Even as he said it, Teixeira saw Gonçalo raise his arm. It hung there for a second, then fell, and as it did so the same soft shudder ran through the
Ajuda’s
timbers, the water suddenly viscous. … Sand, thought Teixeira. A few buckets of sand. Will we founder on that? The ship slowed and slowed. And stopped.

Instantly the hands were running for the masts, scrambling up the ladders and lines and crawling out along the yards, not bothering to use the foot-ropes. On deck they were throwing aside crates and boxes to get at the cleats and blocks
then forming into gangs to heave on the halyards. Above his head, the great lateen sail was swinging loose at one corner as three men struggled up the angled yard.

“Cut the sheets!” Estêvão shouted up at them. “Let her fall!” He grasped Teixeira by the shoulder and manhandled him off the poop. A second later the huge sail fell heavily to the deck where they had stood. All about the vessel the hands wrestled with canvas, ropes, lines, blocks, tackle of all kinds, fighting to furl the sails.

Teixeira made his way forward. Two men not needed aloft were only now picking up the fallen deckhand and rolling him into a length of canvas. A quick glance at his face told Teixeira that the man was dead, though no wound was visible. He hurried past to climb the ladder to the forecastle and found Gonçalo leaning out over the waist, looking down at the water. Dom Francisco stood at his side, stone-faced at his arrival.

“Another foot of water,” Gonçalo said softly to himself. “Another knot of speed.”

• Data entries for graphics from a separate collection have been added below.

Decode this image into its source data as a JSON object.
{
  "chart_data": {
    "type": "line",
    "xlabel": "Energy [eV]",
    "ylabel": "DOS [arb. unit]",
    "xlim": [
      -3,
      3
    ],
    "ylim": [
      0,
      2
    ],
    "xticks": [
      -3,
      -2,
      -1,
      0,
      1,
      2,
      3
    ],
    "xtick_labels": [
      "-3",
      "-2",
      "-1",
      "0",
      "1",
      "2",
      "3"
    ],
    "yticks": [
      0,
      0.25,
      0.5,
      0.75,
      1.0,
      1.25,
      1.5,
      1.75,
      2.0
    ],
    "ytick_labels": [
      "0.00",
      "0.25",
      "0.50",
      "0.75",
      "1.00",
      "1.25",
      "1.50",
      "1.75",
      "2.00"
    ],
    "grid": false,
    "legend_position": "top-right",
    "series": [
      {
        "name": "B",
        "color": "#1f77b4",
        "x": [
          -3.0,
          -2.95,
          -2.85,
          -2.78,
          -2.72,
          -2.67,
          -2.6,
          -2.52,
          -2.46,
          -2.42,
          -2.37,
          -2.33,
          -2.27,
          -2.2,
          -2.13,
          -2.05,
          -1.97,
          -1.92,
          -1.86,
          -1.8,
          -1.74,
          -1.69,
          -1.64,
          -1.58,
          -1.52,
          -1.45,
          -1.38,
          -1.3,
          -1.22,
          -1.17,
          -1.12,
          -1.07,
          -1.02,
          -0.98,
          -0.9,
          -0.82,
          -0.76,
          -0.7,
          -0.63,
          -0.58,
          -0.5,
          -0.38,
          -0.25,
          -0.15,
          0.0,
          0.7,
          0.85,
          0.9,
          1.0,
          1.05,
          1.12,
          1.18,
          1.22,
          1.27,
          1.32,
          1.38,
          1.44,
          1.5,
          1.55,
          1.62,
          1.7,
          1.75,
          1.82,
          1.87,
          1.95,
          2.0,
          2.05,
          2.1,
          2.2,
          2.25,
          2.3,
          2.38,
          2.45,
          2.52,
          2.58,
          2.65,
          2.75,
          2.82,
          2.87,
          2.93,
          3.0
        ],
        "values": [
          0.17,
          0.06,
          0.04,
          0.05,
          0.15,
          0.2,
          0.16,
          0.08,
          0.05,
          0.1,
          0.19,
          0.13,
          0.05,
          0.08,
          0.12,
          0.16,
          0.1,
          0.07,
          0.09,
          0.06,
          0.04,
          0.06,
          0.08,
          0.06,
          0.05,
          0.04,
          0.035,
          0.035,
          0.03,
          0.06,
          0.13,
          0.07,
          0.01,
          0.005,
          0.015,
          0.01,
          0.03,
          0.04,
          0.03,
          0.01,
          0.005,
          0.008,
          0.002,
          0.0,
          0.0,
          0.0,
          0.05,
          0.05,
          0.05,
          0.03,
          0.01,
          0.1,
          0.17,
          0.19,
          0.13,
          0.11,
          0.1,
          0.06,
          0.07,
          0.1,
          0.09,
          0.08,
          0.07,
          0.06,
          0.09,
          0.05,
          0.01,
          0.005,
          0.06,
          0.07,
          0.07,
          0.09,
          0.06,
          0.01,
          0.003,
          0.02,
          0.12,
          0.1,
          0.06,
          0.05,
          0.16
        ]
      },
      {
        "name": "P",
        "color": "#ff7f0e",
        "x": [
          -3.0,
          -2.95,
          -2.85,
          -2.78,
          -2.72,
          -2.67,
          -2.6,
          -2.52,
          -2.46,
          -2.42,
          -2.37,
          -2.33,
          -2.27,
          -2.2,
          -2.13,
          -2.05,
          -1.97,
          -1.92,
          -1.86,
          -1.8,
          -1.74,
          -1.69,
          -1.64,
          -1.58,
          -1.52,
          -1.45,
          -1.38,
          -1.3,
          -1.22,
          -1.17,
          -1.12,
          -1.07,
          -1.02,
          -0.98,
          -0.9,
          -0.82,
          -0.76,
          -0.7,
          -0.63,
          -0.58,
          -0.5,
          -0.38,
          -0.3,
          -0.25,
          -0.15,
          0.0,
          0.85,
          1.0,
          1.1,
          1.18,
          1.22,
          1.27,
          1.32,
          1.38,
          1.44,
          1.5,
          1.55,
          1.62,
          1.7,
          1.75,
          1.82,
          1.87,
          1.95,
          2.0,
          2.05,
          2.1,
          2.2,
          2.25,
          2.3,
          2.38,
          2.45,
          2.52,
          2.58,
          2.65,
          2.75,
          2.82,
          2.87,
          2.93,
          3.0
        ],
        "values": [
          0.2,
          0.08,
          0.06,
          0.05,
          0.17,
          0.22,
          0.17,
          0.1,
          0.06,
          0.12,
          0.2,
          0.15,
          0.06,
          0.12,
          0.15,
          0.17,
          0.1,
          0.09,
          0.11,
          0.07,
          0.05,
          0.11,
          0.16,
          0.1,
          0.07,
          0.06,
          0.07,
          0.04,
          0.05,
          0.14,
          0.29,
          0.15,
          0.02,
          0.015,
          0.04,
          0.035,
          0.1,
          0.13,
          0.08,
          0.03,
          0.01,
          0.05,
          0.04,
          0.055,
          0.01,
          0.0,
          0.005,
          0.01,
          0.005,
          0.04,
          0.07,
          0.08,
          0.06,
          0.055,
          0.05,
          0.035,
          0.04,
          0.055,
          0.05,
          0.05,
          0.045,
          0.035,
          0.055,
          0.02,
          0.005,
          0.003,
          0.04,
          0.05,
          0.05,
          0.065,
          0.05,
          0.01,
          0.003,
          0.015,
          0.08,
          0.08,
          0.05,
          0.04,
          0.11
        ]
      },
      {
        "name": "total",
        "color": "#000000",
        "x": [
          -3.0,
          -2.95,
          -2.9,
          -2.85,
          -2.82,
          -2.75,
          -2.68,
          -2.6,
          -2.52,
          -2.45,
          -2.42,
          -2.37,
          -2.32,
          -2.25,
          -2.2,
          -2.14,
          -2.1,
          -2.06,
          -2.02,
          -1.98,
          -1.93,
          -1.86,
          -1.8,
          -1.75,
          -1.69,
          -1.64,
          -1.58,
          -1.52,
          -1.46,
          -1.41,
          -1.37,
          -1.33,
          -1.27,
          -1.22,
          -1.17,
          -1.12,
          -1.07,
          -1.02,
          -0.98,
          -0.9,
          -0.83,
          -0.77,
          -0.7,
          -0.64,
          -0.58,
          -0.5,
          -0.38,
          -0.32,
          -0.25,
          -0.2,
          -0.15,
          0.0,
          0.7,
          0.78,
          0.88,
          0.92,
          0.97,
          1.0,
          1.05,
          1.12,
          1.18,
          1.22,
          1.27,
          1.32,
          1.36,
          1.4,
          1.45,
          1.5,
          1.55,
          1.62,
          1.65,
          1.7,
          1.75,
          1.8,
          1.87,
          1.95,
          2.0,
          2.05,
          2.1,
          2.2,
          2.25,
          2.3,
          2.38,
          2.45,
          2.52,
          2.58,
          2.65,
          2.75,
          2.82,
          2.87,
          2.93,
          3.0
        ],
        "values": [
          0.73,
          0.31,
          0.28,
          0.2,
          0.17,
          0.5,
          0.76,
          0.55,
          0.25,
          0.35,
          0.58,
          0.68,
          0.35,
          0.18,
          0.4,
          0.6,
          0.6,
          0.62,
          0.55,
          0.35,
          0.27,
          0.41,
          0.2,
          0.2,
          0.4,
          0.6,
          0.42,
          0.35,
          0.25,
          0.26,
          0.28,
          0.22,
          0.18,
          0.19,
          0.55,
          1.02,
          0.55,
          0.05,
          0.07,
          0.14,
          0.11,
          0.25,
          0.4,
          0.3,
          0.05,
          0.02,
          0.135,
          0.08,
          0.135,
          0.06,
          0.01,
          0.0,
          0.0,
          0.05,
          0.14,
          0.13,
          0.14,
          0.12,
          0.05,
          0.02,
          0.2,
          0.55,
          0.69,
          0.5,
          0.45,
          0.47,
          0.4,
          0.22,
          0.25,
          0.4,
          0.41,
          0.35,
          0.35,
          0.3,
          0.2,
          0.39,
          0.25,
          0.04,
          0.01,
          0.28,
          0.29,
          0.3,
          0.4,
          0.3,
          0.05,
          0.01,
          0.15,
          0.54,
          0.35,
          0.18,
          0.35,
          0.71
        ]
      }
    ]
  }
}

Teixeira followed his gaze. The water under the
Ajuda’s
bows and as far back as the forecastle was deep and black. Then, abruptly, it was yellow. Sand, Teixeira realized. They were aground on the very edge of the bar, balanced there in little more than a fathom. The first spatters of rain fell audibly on the decks. All three looked up. The spars were almost bare, the last men inching back along the yards or climbing down the mast-ladders. Above, the sky was choked with thunderclouds.

“Just a storm,” Dom Francisco said gruffly. “We saw worse than this on the passage out. Emptied my belly like a chamber-pot, but we rode it out.”

“In open water,” said Gonçalo. “Here we will be smashed to matchwood.”

He looked over the side once again. The rain began to fall harder and the wind rose, whistling about the masts and spars. When Gonçalo turned to them again his face was transformed. “There is a way, perhaps. We are not lost yet.” He talked quickly, raising his voice to be heard above the wind. When he was done Dom Francisco began to bellow orders to the men.